When most people think about what to pair with cheese their mind usually jumps to wine. Yet beer has an amazing ability to pair with cheese just the same! And now that both American craft beer and artisanal cheese are thriving, there are so many fabulous, stateside options available and able to provide matches made in heaven! In this tasting seminar, Eric Miller will lead us on an exploration of what makes beer such a perfect pairing pal for cheese; we'll taste our way around the country through some of America's best producers.

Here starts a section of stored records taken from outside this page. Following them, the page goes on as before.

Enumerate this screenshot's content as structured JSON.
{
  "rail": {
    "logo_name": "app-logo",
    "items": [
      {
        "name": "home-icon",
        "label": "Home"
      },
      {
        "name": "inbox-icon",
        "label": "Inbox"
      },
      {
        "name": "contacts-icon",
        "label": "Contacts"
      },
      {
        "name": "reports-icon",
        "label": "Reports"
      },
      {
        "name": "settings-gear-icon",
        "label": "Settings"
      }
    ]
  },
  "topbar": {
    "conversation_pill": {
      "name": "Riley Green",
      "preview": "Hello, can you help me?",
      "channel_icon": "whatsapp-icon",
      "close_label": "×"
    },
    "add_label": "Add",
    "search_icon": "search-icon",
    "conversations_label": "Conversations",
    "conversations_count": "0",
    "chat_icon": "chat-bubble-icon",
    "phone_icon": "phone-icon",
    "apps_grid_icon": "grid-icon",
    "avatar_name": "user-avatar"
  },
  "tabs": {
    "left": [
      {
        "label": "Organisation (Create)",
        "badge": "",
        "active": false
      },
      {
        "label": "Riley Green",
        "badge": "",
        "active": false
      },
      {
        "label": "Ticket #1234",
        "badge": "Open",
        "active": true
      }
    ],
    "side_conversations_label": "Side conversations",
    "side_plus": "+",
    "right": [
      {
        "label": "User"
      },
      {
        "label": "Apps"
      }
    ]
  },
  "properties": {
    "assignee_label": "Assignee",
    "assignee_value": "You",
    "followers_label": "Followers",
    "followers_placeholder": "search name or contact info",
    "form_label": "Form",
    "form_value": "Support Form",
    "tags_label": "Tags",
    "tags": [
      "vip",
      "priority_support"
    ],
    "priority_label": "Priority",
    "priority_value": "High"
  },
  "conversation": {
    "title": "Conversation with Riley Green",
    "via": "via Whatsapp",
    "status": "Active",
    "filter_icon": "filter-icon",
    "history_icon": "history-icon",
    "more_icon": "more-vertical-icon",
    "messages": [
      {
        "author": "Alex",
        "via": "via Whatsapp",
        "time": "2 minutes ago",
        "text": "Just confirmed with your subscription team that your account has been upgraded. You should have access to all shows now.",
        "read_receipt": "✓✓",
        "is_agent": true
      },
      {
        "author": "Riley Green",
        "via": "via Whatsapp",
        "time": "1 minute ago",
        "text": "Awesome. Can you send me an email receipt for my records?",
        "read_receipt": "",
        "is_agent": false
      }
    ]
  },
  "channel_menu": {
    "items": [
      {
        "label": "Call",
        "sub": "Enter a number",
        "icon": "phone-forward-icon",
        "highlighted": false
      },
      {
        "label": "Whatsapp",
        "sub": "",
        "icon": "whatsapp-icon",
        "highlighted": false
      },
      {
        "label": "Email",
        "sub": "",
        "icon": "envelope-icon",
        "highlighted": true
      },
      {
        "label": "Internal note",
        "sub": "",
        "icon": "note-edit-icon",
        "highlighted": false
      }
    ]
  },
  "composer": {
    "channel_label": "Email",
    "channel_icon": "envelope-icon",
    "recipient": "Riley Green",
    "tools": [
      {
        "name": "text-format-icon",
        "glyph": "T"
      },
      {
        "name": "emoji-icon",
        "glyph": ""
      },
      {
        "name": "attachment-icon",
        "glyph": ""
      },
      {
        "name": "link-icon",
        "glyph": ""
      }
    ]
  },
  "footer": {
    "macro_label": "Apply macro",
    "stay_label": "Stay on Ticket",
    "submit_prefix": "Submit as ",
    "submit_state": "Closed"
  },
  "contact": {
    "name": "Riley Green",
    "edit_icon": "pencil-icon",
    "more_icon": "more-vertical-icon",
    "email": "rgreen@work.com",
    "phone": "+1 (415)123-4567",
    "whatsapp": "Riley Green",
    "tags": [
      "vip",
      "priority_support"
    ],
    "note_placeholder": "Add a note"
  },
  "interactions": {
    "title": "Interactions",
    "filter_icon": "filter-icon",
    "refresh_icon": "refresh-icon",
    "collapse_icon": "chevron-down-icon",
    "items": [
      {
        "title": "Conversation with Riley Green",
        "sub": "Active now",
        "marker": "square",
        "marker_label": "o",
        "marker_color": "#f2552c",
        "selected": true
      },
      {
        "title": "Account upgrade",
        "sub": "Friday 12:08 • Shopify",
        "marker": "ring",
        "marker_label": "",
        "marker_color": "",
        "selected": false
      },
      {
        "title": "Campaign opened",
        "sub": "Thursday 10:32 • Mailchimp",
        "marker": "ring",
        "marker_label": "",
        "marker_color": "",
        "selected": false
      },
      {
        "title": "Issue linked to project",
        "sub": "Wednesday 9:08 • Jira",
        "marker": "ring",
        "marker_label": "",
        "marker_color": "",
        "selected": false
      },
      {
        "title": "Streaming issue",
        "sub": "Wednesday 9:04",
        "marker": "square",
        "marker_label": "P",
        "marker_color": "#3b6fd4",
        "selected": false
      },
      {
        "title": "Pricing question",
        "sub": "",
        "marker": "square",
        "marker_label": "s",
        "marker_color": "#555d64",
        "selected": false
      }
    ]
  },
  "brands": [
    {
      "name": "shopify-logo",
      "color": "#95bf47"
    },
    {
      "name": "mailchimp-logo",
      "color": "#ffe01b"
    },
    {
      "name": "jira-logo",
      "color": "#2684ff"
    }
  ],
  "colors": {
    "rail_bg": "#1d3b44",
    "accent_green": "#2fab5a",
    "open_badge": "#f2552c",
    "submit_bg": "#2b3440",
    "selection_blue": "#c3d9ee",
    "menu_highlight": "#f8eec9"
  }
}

Sofia (g) - Capriole Dairy, Greenville, IN
Seizoen Bretta - Logsdon Farmhouse Ales, Hood River, OR
Queso de Mano - Haystack Mountain, Longmont, CO
Cooperstown Ale - Ommegang Brewery, Cooperstown, NY
Friesago (s) - Shephers's Way, Nerstrand, MN
Westphalia - Fort Point Beer Co., San Francisco, CA
Bandage Cheddar (c) - Bleu Mont Dairy, Blue Mounds, WI
Detour Double IPA - Uinta Brewing Company, Salt Lake City, UT
Grayson (c) - Meadow Creek, Galax, VA
Triple - Allagash Brewing, Portland, ME
Buff Blue (wb) - Bleating Heart, Marshall, CA
Drakonic - Drake's Brewing, San Leandro, CA
Eric Miller is the director of the in-house charcuterie program and cheesemonger at Mission Cheese. After escaping his former cubicle life, he is now creating traditional charcuterie items with an American flair, along with pickles, and dessert items, and other delicious items as part of his new project, Maker’s Common. A native New Yorker, Eric has spent numerous hours helping educate the masses about the art of meats and cheeses at the legendary Murray’s Cheese. As an enthusiastic transplant to the west coast, he’s always excited about bringing his New York know-how to San Francisco’s fresh food scene.
For Eric, it all started in the Murray’s Cheese classroom as an intern, which was a welcome escape from the daily nine to five. After having spent many years managing an international sales team in New York’s photo industry, he knew it was time for a change, and cheese, charcuterie, wine, & beer were calling out to him. He traded sales calls for time in the kitchen slow food, business development for curating wine and cheese events building dynamic pairing events, and cubicles for home made charcuterie marketing for making hand made charcuterie. When he left New York City for San Francisco he vowed to never enter a cubicle again.
Today, he’s taking charcuterie even further. There’s nothing more sustainable to him than using every part of an animal to create something nourishing, delicious, and beautiful.